Mas do que se trata esse mineral que começa a estar na boca de todos? Por que se fala em “ouro branco” e qual a sua importância? Que efeitos tem a sua exploração? Implica um verdadeiro projeto de desenvolvimento para nossos países?

Abordaremos essas questões ao longo de uma série de notas.

O que é o lítio?

O lítio é um mineral, o mais leve dos metais da tabela periódica. Encontra-se praticamente em toda a crosta terrestre, no entanto, dados os métodos de extração existentes até ao momento, só é viável em alguns (poucos) locais. A sua principal qualidade é o elevado potencial eletroquímico, o que lhe confere a capacidade de armazenar grandes quantidades de energia em baterias recarregáveis ​​(a sua densidade energética é cinco vezes superior à das baterias de chumbo-ácido). Isso o torna um “recurso estratégico” para a produção de baterias para celulares, notebooks etc. Mas centralmente, dado o esgotamento dos “recursos fósseis” (carvão, gás e petróleo) a médio prazo, as potências imperialistas têm vindo a propor a transição energética para um paradigma de energias limpas e renováveis ​​(eólica, geotérmica, solar, etc.).

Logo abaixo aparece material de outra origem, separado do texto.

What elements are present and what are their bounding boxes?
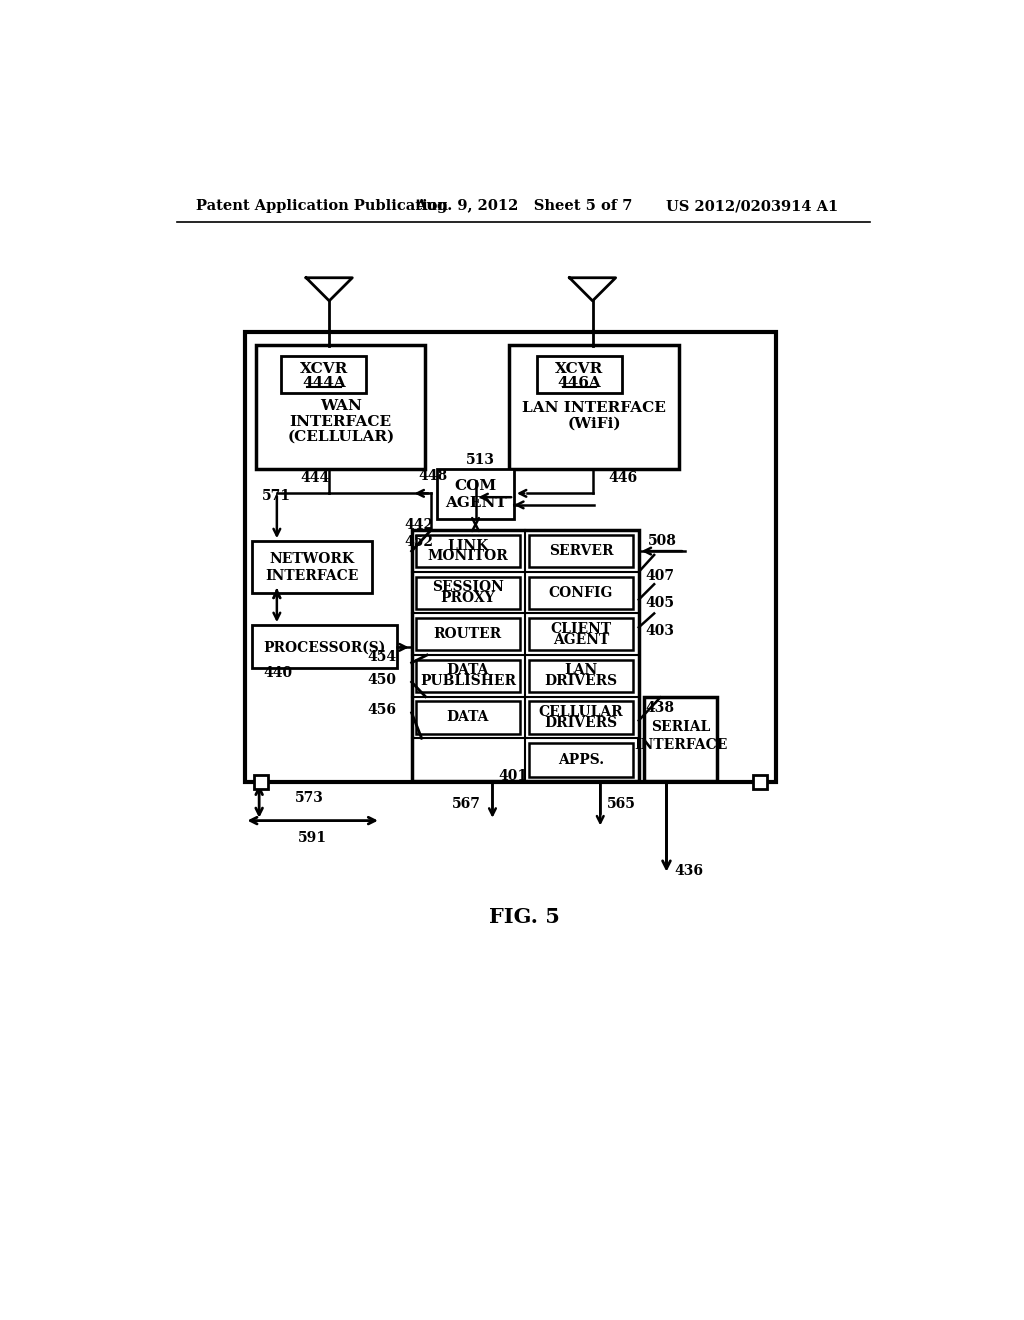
Bar — [529, 701, 634, 734]
Bar — [416, 535, 520, 568]
Text: COM: COM — [455, 479, 497, 494]
Text: 407: 407 — [645, 569, 674, 582]
Bar — [529, 618, 634, 651]
Text: INTERFACE: INTERFACE — [634, 738, 727, 752]
Bar — [753, 775, 767, 789]
Text: FIG. 5: FIG. 5 — [489, 907, 560, 927]
Bar — [416, 577, 520, 609]
Text: 405: 405 — [645, 597, 674, 610]
Text: 513: 513 — [466, 453, 496, 467]
Text: WAN: WAN — [319, 400, 361, 413]
Bar — [538, 356, 622, 393]
Text: 573: 573 — [295, 791, 324, 804]
Bar — [282, 356, 367, 393]
Text: LINK: LINK — [447, 539, 488, 553]
Text: SERIAL: SERIAL — [651, 719, 711, 734]
Text: DATA: DATA — [446, 710, 489, 725]
Bar — [245, 331, 776, 781]
Text: CLIENT: CLIENT — [551, 622, 611, 636]
Text: MONITOR: MONITOR — [427, 549, 508, 564]
Text: DRIVERS: DRIVERS — [545, 675, 617, 688]
Text: 436: 436 — [674, 863, 703, 878]
Text: APPS.: APPS. — [558, 752, 604, 767]
Bar — [416, 618, 520, 651]
Text: 442: 442 — [404, 517, 434, 532]
Text: 567: 567 — [452, 797, 481, 810]
Text: 403: 403 — [645, 624, 674, 638]
Text: XCVR: XCVR — [300, 363, 348, 376]
Bar — [252, 541, 372, 594]
Text: DRIVERS: DRIVERS — [545, 715, 617, 730]
Bar — [412, 531, 639, 781]
Text: DATA: DATA — [446, 664, 489, 677]
Text: 450: 450 — [368, 673, 396, 686]
Bar — [437, 469, 514, 519]
Text: 571: 571 — [261, 488, 291, 503]
Text: Aug. 9, 2012   Sheet 5 of 7: Aug. 9, 2012 Sheet 5 of 7 — [416, 199, 633, 213]
Text: ROUTER: ROUTER — [434, 627, 502, 642]
Text: 448: 448 — [419, 470, 447, 483]
Text: 456: 456 — [368, 704, 396, 718]
Bar — [252, 626, 397, 668]
Text: CELLULAR: CELLULAR — [539, 705, 624, 719]
Text: Patent Application Publication: Patent Application Publication — [196, 199, 449, 213]
Text: AGENT: AGENT — [444, 495, 506, 510]
Bar — [529, 660, 634, 692]
Text: 454: 454 — [367, 651, 396, 664]
Text: 446: 446 — [608, 471, 637, 484]
Text: (CELLULAR): (CELLULAR) — [287, 430, 394, 444]
Bar — [254, 775, 267, 789]
Text: LAN: LAN — [564, 664, 598, 677]
Bar — [256, 345, 425, 470]
Bar — [529, 535, 634, 568]
Text: 452: 452 — [404, 535, 434, 549]
Bar — [529, 743, 634, 776]
Text: SESSION: SESSION — [432, 581, 504, 594]
Text: 401: 401 — [499, 770, 527, 783]
Text: 438: 438 — [645, 701, 674, 715]
Bar — [416, 660, 520, 692]
Bar — [416, 701, 520, 734]
Text: PUBLISHER: PUBLISHER — [420, 675, 516, 688]
Text: 446A: 446A — [558, 376, 601, 391]
Text: LAN INTERFACE: LAN INTERFACE — [522, 401, 666, 414]
Text: 444: 444 — [300, 471, 329, 484]
Text: 591: 591 — [298, 830, 327, 845]
Text: INTERFACE: INTERFACE — [265, 569, 358, 582]
Text: XCVR: XCVR — [555, 363, 603, 376]
Text: PROXY: PROXY — [440, 591, 496, 605]
Text: 444A: 444A — [302, 376, 346, 391]
Text: NETWORK: NETWORK — [269, 552, 354, 566]
Bar — [509, 345, 679, 470]
Text: 508: 508 — [648, 535, 677, 548]
Text: 565: 565 — [606, 797, 635, 810]
Bar — [644, 697, 717, 780]
Text: INTERFACE: INTERFACE — [290, 414, 392, 429]
Text: US 2012/0203914 A1: US 2012/0203914 A1 — [666, 199, 838, 213]
Text: (WiFi): (WiFi) — [567, 417, 621, 432]
Text: SERVER: SERVER — [549, 544, 613, 558]
Text: 440: 440 — [263, 665, 292, 680]
Text: CONFIG: CONFIG — [549, 586, 613, 599]
Text: PROCESSOR(S): PROCESSOR(S) — [263, 642, 386, 655]
Bar — [529, 577, 634, 609]
Text: AGENT: AGENT — [553, 632, 609, 647]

Sua aplicação não é nova. De fato, durante a Guerra Fria, os Estados Unidos se interessaram por esse mineral para a fabricação da bomba de hidrogênio ou termonuclear. Atualmente, seu impulso é dado pela indústria automotiva, para a transição para a fabricação de carros elétricos (Nacif, F. “Geopolítica del litio 2022”, Rebelión, setembro 2022). Em 2022, representaram 20% da produção total de automóveis no mundo.

As principais reservas de lítio, com possibilidade de extração rentável, encontram-se em salinas. Estão localizadas no Chile (8 milhões de toneladas), Austrália (2,7 milhões), Argentina (2 milhões), China (1 milhão), Zimbábue (70.000 toneladas), Portugal (60.000), Brasil (64.000) e Estados Unidos (35.000 ). As reservas da Bolívia não são quantificadas pelo Serviço Geológico dos Estados Unidos, mas supõe-se que sejam superiores às da Argentina e do Chile.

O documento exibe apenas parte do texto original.